Constellation-Messaging Service

The Messaging service acts as a middle man between information publishers and information subscribers; accepting simple http publish of information to forward to 1000's of websocket subscribers. The publishers are typically the Infinity case engine or 3rd party integration services, and the subscribers are UI components in browsers running Constellation UI.

Overview

The service is exposed to the browsers and the publishers through a network ip address. The url (network ip address) for the service is passed to the browser during initial portal load, from a DSS in Infinity. The same ip address (e.g. DSS) is used by publishers for http POST calls, and subscribers (e.g. browsers) for WSS connections.

A websocket connection is used from the subscriber, to allow push update on data change. A websocket connection is a duplex long lived connection. This is different to a http connection, which is a short lived connection. This difference should be acknowledged during deployment.

Scaleability and reliability

The service is designed to handle many Infinity deployments. Typically:

The service can scale to handle 10,000's of connections per pod or container - the limit is OS and network tuning. CPU load comes from the number of subscribers per publish message and the rate of publishing.

Pod autoscaling can be applied on number of connections.

Operational statistics (Prometheus) are exposed through the /metrics end-point.

We run a single K8s pod to support all of Pega use on a lightly loaded T3.medium .

Installation

The service can be installed from a Docker image, from a K8s yaml file or from a helm chart.

For anything other than a simple single user desktop trial, the service should be exposed to the browsers and the publishers through a load balancer.

  1. Familiarity with Docker (images, containers, start, stop, background execution, logs, ports, repos) is a prerequisite to trying to install.
  2. For simple Docker installs, a good https certificate is required.
  3. For K8s or Helm, experience with K8s, cluster admin and network configuration are prerequisites to trying to install

Kubernetes: Websockets are long lived connections, and in a multi-pod deployment, round-robin will lead to uneven connection distribution. IPVS 'least-connection' routing (https://kubernetes.io/docs/concepts/services-networking/service/) should be used.

Integration with Infinity is completed by populating the Infinity DSS ConstellationMessagingSvcHost with the service public url. This must be https.

Operations

The service api is exposed through the /swagger.html end-point.

This service is very reliable, and not much service maintenance or monitoring is required. Monitoring the network infra is as important as monitoring the network. All unexpected operations including dropped connections and internal errors, are logged by the service. Alerts can be setup on these log entries. Here is our monitoring dashboard:

Monitoring dashboard

Troubleshooting

All requests and unexpected operations are logged.

There is a basic 'are you connected' http end point at /ping. This should result in a http 200 response. For no response check the log to see if the request reached the service, then work back through the network to find the problem. While installing the service, checking the /ping end-point with http can be very helpful with https issues.

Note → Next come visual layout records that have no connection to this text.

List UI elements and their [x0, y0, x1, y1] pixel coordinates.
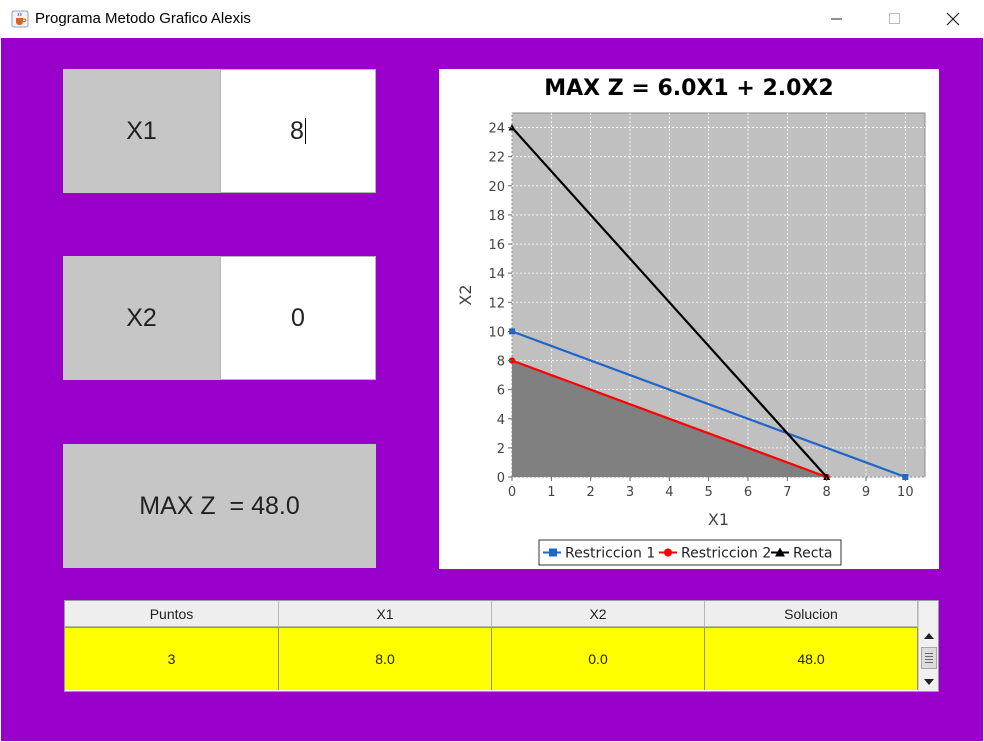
- x2-value: 0: [291, 303, 305, 332]
- arrow-down-icon: [924, 678, 934, 685]
- x-tick-label: 7: [783, 485, 791, 500]
- cell-solucion[interactable]: 48.0: [705, 627, 918, 690]
- legend-label-2: Restriccion 2: [681, 546, 771, 562]
- scroll-up-button[interactable]: [919, 627, 939, 644]
- x-tick-label: 1: [547, 485, 555, 500]
- x2-label-text: X2: [126, 303, 157, 332]
- x1-field[interactable]: 8: [220, 69, 376, 193]
- x2-field[interactable]: 0: [220, 256, 376, 380]
- y-tick-label: 18: [488, 209, 505, 224]
- header-x2[interactable]: X2: [492, 601, 705, 627]
- maximize-button[interactable]: [866, 0, 924, 38]
- maximize-icon: [889, 13, 900, 24]
- x-tick-label: 8: [823, 485, 831, 500]
- table-header: Puntos X1 X2 Solucion: [65, 601, 918, 627]
- scroll-thumb[interactable]: [921, 647, 937, 669]
- y-tick-label: 16: [488, 238, 505, 253]
- x1-label-text: X1: [126, 116, 157, 145]
- y-tick-label: 20: [488, 180, 505, 195]
- y-tick-label: 12: [488, 296, 505, 311]
- legend-label-3: Recta: [793, 546, 832, 562]
- minimize-button[interactable]: [808, 0, 866, 38]
- chart-panel: MAX Z = 6.0X1 + 2.0X2 0 1 2 3 4 5 6 7 8 9 10 0 2 4 6 8 10…: [439, 69, 939, 569]
- table-row[interactable]: 3 8.0 0.0 48.0: [65, 627, 918, 690]
- y-axis-label: X2: [456, 284, 475, 305]
- x-tick-label: 3: [626, 485, 634, 500]
- y-tick-label: 24: [488, 122, 505, 137]
- legend-marker: [664, 548, 672, 557]
- result-panel: MAX Z = 48.0: [63, 444, 376, 568]
- cell-x2[interactable]: 0.0: [492, 627, 705, 690]
- x-tick-label: 9: [862, 485, 870, 500]
- legend-marker: [775, 547, 785, 557]
- y-tick-label: 0: [497, 471, 505, 486]
- java-cup-icon: [11, 10, 29, 28]
- x-tick-label: 10: [897, 485, 914, 500]
- series-line-3: [511, 126, 828, 478]
- chart-title: MAX Z = 6.0X1 + 2.0X2: [544, 76, 833, 101]
- result-text: MAX Z = 48.0: [139, 491, 300, 520]
- cell-x1[interactable]: 8.0: [279, 627, 492, 690]
- header-x1[interactable]: X1: [279, 601, 492, 627]
- close-icon: [946, 12, 960, 26]
- x-tick-label: 5: [705, 485, 713, 500]
- window-title: Programa Metodo Grafico Alexis: [35, 10, 251, 27]
- scroll-down-button[interactable]: [919, 673, 939, 690]
- x-tick-label: 6: [744, 485, 752, 500]
- minimize-icon: [831, 18, 842, 20]
- x2-label: X2: [63, 256, 220, 380]
- series-line-2: [511, 359, 828, 479]
- legend-marker: [549, 548, 557, 557]
- x-tick-label: 4: [665, 485, 673, 500]
- title-bar: Programa Metodo Grafico Alexis: [0, 0, 984, 38]
- vertical-scrollbar[interactable]: [918, 601, 938, 691]
- series-point: [823, 473, 831, 480]
- y-tick-label: 4: [497, 413, 505, 428]
- x-tick-label: 2: [587, 485, 595, 500]
- x-tick-label: 0: [508, 485, 516, 500]
- header-puntos[interactable]: Puntos: [65, 601, 279, 627]
- x-axis-label: X1: [708, 510, 729, 529]
- close-button[interactable]: [924, 0, 982, 38]
- results-table[interactable]: Puntos X1 X2 Solucion 3 8.0 0.0 48.0: [64, 600, 939, 692]
- y-tick-label: 14: [488, 267, 505, 282]
- cell-puntos[interactable]: 3: [65, 627, 279, 690]
- x1-value: 8: [290, 116, 304, 145]
- arrow-up-icon: [924, 632, 934, 639]
- y-tick-label: 8: [497, 355, 505, 370]
- legend: [538, 539, 842, 566]
- legend-label-1: Restriccion 1: [565, 546, 655, 562]
- x1-label: X1: [63, 69, 220, 193]
- y-tick-label: 6: [497, 384, 505, 399]
- y-tick-label: 2: [497, 442, 505, 457]
- header-solucion[interactable]: Solucion: [705, 601, 918, 627]
- text-cursor: [304, 118, 306, 144]
- y-tick-label: 10: [488, 325, 505, 340]
- series-line-1: [511, 330, 906, 479]
- y-tick-label: 22: [488, 151, 505, 166]
- main-panel: X1 8 X2 0 MAX Z = 48.0 MAX Z = 6.0X1 + 2…: [1, 38, 983, 741]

A more detailed check of number of wss connections and size of the subscribers table is on the /v001/healthcheck end point.

Https certificates

The DxV2API on the case engine is https only. As browsers will not allow mixed https and http documents, wss must be used for the messaging service subscriber end point. The certificate must match the domain and be valid.

The publisher end-point is also https with Oauth authorisation. Http Java libraries are very brittle with https certificates: Obscure error messages will be generated in the Infinity log on message publishing to an endpoint with bad certificate. Domain must match and certificate must be valid.

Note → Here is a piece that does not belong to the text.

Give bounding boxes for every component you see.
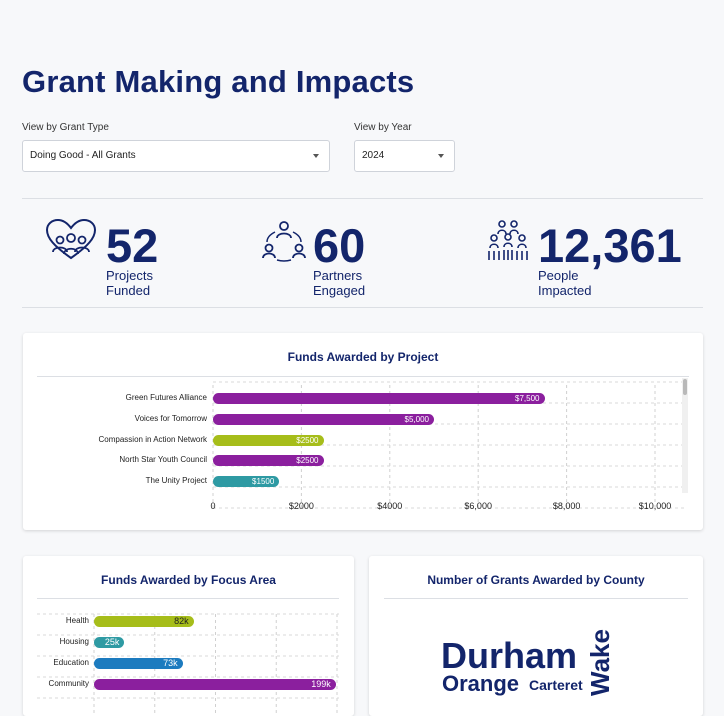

One easy path to solving both of these issues is to put a good certificate on the load balancer.

Network timeouts

Websockets are duplex long-lived connections. This is quite different to a http connection, that is intended to be recreated on each call. The browser component (Constellation-CoreJS messagingservice) reconnects automatically on the connection being terminated unexpectedly. However use of typical http timeouts (< 10 min) will results in messages in the browser log and some degredation in UI performance. Within Pega, we use a Network Load Balancer (OSS level 4) instead of and Application Load Balancer (OSS level 7), to give better control over connection timeout settings.